By giving ordinary adult mice a drug - a synthetic designed to mimic fat - Salk Institute scientist Dr. Ronald M. Evans is now able to chemically switch on PPAR-d, the master regulator that controls the ability of cells to burn fat. Even when the mice are not active, turning on the chemical switch activates the same fat-burning process that occurs during exercise. The resulting shift in energy balance (calories in, calories burned) makes the mice resistant to weight gain on a high fat diet.
The hope, Dr. Evans told scientists attending Experimental Biology 2007 in Washington, DC, is that such metabolic trickery will lead to a new approach to new treatment and prevention of human metabolic syndrome. Sometimes called syndrome X, this consists of obesity and the often dire health consequences of obesity: high blood pressure, high levels of fat in the blood, heart disease, and resistance to insulin and diabetes.

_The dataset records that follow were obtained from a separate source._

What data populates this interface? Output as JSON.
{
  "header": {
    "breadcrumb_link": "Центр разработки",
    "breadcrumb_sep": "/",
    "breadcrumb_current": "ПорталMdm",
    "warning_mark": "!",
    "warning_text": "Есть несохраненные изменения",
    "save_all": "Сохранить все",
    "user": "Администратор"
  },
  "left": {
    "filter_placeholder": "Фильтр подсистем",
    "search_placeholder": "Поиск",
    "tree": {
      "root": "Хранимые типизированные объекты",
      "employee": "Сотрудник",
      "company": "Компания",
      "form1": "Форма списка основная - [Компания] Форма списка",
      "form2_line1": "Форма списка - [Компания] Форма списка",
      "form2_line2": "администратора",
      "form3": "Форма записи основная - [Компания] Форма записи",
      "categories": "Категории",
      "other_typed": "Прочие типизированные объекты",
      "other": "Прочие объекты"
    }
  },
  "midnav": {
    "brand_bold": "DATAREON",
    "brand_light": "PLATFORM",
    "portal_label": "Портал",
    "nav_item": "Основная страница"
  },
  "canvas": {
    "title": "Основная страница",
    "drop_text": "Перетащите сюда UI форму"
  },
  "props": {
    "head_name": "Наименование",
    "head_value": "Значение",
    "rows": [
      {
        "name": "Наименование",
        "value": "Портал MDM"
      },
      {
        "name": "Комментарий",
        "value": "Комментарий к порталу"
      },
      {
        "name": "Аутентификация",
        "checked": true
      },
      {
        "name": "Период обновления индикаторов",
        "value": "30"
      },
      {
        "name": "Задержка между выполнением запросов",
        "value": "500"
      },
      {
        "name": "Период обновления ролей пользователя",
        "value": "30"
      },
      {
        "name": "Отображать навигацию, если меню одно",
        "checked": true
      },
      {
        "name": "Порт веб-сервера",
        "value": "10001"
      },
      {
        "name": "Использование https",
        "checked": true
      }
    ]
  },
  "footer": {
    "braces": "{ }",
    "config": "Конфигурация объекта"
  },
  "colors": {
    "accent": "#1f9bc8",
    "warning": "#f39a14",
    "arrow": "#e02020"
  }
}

Dr. Evan's Experimental Biology presentation on April 30 is part of the scientific program of the American Society for Biochemistry and Molecular Biology.
This chemical switch is not the first success Dr. Evan's laboratory has had in being able to turn on the PPAR-d switch in adipose or fat cells, activating local metabolism and increasing the amount of calories burned. As a Howard Hughes Medical Investigator at The Salk Institute's Gene Expression Laboratory, Dr. Evans discovered the role of the gene for PPAR-d, the master regulator of fat metabolism. By permanently turning on this delta switch in mice through genetic engineering, he was able to create a mouse with an innate resistance to weight gain and twice the physical endurance of normal mice. Because they were able to run an hour longer than a normal mouse, they were dubbed "marathon mice."
Subsequent work in the Evans laboratory found that activation of PPAR-d in these mice also suppresses the inflammatory response associated with arthrosclerosis.